Il attendait le dernier dimanche de chaque mois
pour aller se promener avec sa fille Anna,
âgée de quatorze ans.
Ils allaient ensemble au cinéma « Jhovten »,
regarder des films d’animation ou des rediffusions,
s’asseoir au premier rang,
retirer leurs lourdes bottes,
étendre leurs pieds,
manger du pop-corn sans façons ».

Le poème suit ensuite des chemins de traverse, avant de retourner à sa forme initiale – et de se conclure par ces mots :

« Golgotha » à « Marie »
« Golgotha » à « Marie » :
Tu me reçois ?
« Golgotha », ici « Marie »
« Golgotha », ici « Marie »
Cinq sur cinq.

Nous avons deux blessés,
Nous avons deux blessés,
Terminé.

Bien reçu.
Nous arrivons. »

Our kind of traitor

Sale temps pour le confort intellectuel et les réflexes partisans. De même que les amis de la paix devraient avoir bien du mal à accuser les Américains de la guerre ukrainienne maintenant que Donald Trump s’est rangé – et avec quel éclat – derrière l’admirable Poutine, le militant trumpiste devrait avoir bien du mal à accuser l’administration Biden de vouloir dénigrer leur beau champion – maintenant que les critiques les plus féroces contre la politique étrangère de Donald Trump proviennent du camp républicain lui-même.

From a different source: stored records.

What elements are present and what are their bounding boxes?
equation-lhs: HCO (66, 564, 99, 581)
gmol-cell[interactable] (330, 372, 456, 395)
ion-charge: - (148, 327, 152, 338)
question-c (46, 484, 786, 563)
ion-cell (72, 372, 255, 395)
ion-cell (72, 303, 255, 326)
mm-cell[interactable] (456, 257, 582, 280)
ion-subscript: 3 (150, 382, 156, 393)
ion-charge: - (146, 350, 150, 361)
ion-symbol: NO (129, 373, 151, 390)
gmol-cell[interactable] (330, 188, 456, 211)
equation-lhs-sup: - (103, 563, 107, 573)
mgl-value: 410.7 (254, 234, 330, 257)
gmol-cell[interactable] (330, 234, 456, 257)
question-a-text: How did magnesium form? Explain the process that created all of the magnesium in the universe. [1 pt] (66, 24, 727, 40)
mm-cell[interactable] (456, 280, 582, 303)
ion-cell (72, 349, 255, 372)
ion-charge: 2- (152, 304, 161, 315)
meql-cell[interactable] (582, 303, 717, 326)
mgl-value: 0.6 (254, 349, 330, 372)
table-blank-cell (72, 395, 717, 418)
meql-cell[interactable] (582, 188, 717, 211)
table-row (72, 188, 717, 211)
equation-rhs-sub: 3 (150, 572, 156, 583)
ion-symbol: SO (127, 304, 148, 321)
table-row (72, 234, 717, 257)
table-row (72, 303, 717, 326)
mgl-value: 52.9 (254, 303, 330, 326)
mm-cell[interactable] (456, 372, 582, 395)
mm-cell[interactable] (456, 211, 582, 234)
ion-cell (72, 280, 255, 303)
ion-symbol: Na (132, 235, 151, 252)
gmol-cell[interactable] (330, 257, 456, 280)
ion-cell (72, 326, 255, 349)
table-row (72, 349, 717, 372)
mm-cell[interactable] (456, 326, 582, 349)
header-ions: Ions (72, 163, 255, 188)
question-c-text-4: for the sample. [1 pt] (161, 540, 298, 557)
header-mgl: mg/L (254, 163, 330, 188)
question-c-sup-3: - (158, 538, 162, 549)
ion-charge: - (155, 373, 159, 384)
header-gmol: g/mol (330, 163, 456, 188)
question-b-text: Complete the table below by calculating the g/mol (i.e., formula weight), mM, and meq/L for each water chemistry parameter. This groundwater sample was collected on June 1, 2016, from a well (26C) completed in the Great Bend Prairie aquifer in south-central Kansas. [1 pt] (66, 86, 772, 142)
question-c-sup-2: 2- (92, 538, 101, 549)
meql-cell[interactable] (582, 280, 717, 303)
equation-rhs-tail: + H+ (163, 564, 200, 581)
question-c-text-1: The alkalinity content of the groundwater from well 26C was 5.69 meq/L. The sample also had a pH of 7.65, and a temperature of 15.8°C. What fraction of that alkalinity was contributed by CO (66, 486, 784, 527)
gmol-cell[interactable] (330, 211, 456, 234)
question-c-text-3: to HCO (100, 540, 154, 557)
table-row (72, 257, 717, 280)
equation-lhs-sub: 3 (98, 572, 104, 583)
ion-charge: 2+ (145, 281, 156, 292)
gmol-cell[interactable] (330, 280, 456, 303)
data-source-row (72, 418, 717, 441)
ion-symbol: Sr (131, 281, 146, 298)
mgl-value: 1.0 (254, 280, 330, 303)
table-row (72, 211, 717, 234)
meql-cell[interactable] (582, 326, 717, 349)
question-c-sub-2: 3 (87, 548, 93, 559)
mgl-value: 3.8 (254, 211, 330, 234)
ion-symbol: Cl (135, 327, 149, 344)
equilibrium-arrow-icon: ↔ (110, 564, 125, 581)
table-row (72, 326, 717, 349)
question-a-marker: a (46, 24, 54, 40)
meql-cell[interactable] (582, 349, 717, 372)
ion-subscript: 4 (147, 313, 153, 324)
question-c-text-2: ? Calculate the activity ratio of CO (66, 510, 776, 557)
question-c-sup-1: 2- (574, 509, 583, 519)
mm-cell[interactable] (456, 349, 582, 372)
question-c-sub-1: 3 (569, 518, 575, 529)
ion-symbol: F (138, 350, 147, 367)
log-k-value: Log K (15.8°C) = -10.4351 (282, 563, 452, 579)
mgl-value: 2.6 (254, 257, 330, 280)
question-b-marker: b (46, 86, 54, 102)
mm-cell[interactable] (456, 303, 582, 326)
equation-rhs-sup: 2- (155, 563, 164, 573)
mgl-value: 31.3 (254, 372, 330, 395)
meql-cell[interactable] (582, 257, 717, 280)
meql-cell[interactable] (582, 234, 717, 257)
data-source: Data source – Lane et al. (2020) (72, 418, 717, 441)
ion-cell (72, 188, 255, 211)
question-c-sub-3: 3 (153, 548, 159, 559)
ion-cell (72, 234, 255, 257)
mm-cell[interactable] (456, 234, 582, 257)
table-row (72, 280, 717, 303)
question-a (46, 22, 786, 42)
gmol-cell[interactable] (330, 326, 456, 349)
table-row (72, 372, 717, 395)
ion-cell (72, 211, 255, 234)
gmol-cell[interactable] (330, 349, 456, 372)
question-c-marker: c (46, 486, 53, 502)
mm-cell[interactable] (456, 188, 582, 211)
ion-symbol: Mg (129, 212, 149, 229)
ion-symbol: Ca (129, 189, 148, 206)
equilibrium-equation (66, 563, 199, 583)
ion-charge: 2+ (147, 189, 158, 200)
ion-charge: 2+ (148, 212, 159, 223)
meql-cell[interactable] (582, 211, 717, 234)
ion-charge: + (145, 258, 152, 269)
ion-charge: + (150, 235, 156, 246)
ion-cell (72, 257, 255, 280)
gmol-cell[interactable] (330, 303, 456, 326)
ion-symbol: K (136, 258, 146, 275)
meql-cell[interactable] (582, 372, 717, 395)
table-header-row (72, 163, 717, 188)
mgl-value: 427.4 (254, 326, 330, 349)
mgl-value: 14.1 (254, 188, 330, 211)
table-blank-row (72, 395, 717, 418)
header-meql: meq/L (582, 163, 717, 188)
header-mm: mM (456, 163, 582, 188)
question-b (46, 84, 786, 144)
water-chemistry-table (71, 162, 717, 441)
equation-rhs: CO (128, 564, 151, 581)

Laissons donc de côté les attaques de la gauche américaine, et intéressons-nous au camp d’en face. Parmi tous ces « Never-Trumpers » de droite, catastrophés par les concessions faites à la Russie et la tournure illibérale de l’Amérique de Monsieur Musk (bien décrite par Philip Roth dans « Le Complot contre l’Amérique », mais également dans un roman moins connu et toujours d’actualité, « Our Gang »), notons la présence d’un représentant particulièrement vigoureux, Bryan Fitzpatrick, et d’un officier très intéressant : Alexander Vindman. Médaillé militaire, agent de renseignement (notre homme est aussi à l’aise en russe qu’en ukrainien) Vindman parle d’un sujet qu’il connaît bien – et ça se voit. Comme le général Hodges, il pense que Poutine ne veut pas la paix. Comme le général Hodges, il pense que l’abandon des démocraties en Europe est un contre-sens. Comme le général Hodges, il pense que le découplage du droit et de la force est une erreur philosophique majeure, et que cette reddition en rase campagne dessert les intérêts directs des États-Unis.

À lire, donc, pour découvrir cette Amérique républicaine qui résiste au nettoyeur de la Maison Blanche.

Alexander Vindman, « The Folly of Realism », PublicAffairsU.S, 2025, 304 p.

Constance de Mélenchon

Pascal : « Tout le malheur des hommes vient d’une seule chose, qui est de ne savoir pas demeurer en repos dans une chambre. » Non : tout le malheur du monde vient d’une seule chose, qui est de ne pas suffisamment écouter Mélenchon.
J’en veux pour preuve ce petit post tout à la gloire d’un mot magique : « garantie de sécurité ». Monsieur sait bien que l’Europe est déjà passée par là. Monsieur Mélenchon sait bien qu’il ne suffit pas de décrocher son téléphone pour impressionner le Kremlin. Monsieur Mélenchon sait bien que, sans la puissance militaire du pays libéral dont il dit pis que pendre, ces garanties n’en sont pas. Monsieur Mélenchon sait bien que parler des « deux côtés » est une manière d’effacer l’agression d’un peuple par un autre et qu’il n’est pas plus juste de parler de la guerre russo-ukrainienne que de parler, pour désigner l’Holocauste, de la guerre judéo-allemande. Mais Monsieur Mélenchon parle avec la même assurance creuse qu’il met en toutes choses – qu’il s’agisse du démembrement de l’Ukraine ou de la lutte contre l’islamisme en France. C’est en ce sens et en ce sens seulement qu’il reste, au fil des ans, toujours fidèle à lui-même.